I don’t remember Saturday. Before you say anything, I wasn’t under the influence. I was tired after running round town on errands, and the day seemed to disappear in a flash, much like Celtic’s winning run. Due to the absence of a number of players who hadn’t returned from International duty, and the injured Scott Brown, Mikel Lustig and Andre Blackman made their debuts, and Charlie Mulgrew was in centre-midfield. Sadly for Blackman, one of his legs got in the way of a shot from an Aberdeen player and the ball was deflected past Fraser Forster. This cancelled out a well-worked Anthony Stokes goal. Here’s hoping this isn’t the start of a downward spiral.

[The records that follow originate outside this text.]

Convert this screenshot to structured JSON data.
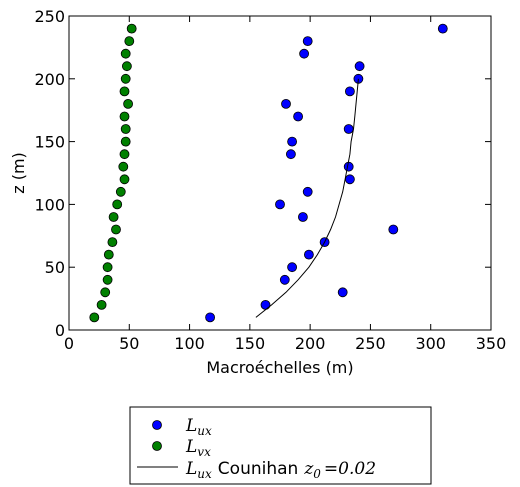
{
  "chart_data": {
    "type": "scatter",
    "xlabel": "Macroéchelles (m)",
    "ylabel": "z (m)",
    "xlim": [
      0,
      350
    ],
    "ylim": [
      0,
      250
    ],
    "xticks": [
      0,
      50,
      100,
      150,
      200,
      250,
      300,
      350
    ],
    "yticks": [
      0,
      50,
      100,
      150,
      200,
      250
    ],
    "grid": false,
    "legend_position": "below",
    "colors": {
      "lux": "#0000ff",
      "lvx": "#008000",
      "curve": "#000000"
    },
    "series": [
      {
        "kind": "points",
        "color": "#0000ff",
        "legend": {
          "main": "L",
          "sub": "ux"
        },
        "points": [
          [
            117,
            10
          ],
          [
            163,
            20
          ],
          [
            227,
            30
          ],
          [
            179,
            40
          ],
          [
            185,
            50
          ],
          [
            199,
            60
          ],
          [
            212,
            70
          ],
          [
            269,
            80
          ],
          [
            194,
            90
          ],
          [
            175,
            100
          ],
          [
            198,
            110
          ],
          [
            233,
            120
          ],
          [
            232,
            130
          ],
          [
            184,
            140
          ],
          [
            185,
            150
          ],
          [
            232,
            160
          ],
          [
            190,
            170
          ],
          [
            180,
            180
          ],
          [
            233,
            190
          ],
          [
            240,
            200
          ],
          [
            241,
            210
          ],
          [
            195,
            220
          ],
          [
            198,
            230
          ],
          [
            310,
            240
          ]
        ]
      },
      {
        "kind": "points",
        "color": "#008000",
        "legend": {
          "main": "L",
          "sub": "vx"
        },
        "points": [
          [
            21,
            10
          ],
          [
            27,
            20
          ],
          [
            30,
            30
          ],
          [
            32,
            40
          ],
          [
            32,
            50
          ],
          [
            33,
            60
          ],
          [
            36,
            70
          ],
          [
            39,
            80
          ],
          [
            37,
            90
          ],
          [
            40,
            100
          ],
          [
            43,
            110
          ],
          [
            46,
            120
          ],
          [
            45,
            130
          ],
          [
            46,
            140
          ],
          [
            47,
            150
          ],
          [
            47,
            160
          ],
          [
            46,
            170
          ],
          [
            49,
            180
          ],
          [
            46,
            190
          ],
          [
            47,
            200
          ],
          [
            48,
            210
          ],
          [
            47,
            220
          ],
          [
            50,
            230
          ],
          [
            52,
            240
          ]
        ]
      },
      {
        "kind": "line",
        "color": "#000000",
        "legend": {
          "main": "L",
          "sub": "ux",
          "text": "Counihan",
          "z_main": "z",
          "z_sub": "0",
          "z_value": "=0.02"
        },
        "points": [
          [
            155,
            10
          ],
          [
            168,
            20
          ],
          [
            180,
            30
          ],
          [
            190,
            40
          ],
          [
            199,
            50
          ],
          [
            206,
            60
          ],
          [
            212,
            70
          ],
          [
            217,
            80
          ],
          [
            221,
            90
          ],
          [
            224,
            100
          ],
          [
            227,
            110
          ],
          [
            229,
            120
          ],
          [
            231,
            130
          ],
          [
            233,
            140
          ],
          [
            234,
            150
          ],
          [
            236,
            160
          ],
          [
            237,
            170
          ],
          [
            238,
            180
          ],
          [
            239,
            190
          ],
          [
            240,
            200
          ]
        ]
      }
    ]
  }
}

Today, after an excess of ironing, I lost the will to live, and sat around staring at the telly all afternoon. I’ve no idea what was on, but that didn’t matter. I snapped out of my trance in time to travel to Paisley to take part in an open rehearsal with the St. James Orchestra, as part of the Weaving Musical Threads festival. We played the theme to ‘Chariots of Fire’, Johann Strauss’ 'Radetsky March' and Souza’s 'Liberty Bell’. Unfortunately, it only lasted for an hour. I returned home and took my telescope out to take advantage of the clear sky, which, typically, had started to cloud over. I eventually managed to see more detail on the moon than I had previously (sorry, no photos), but had no luck with Jupiter, Venus, Mars and anything else I could see with the naked eye. I’m not giving up, yet, but I’m thinking about it.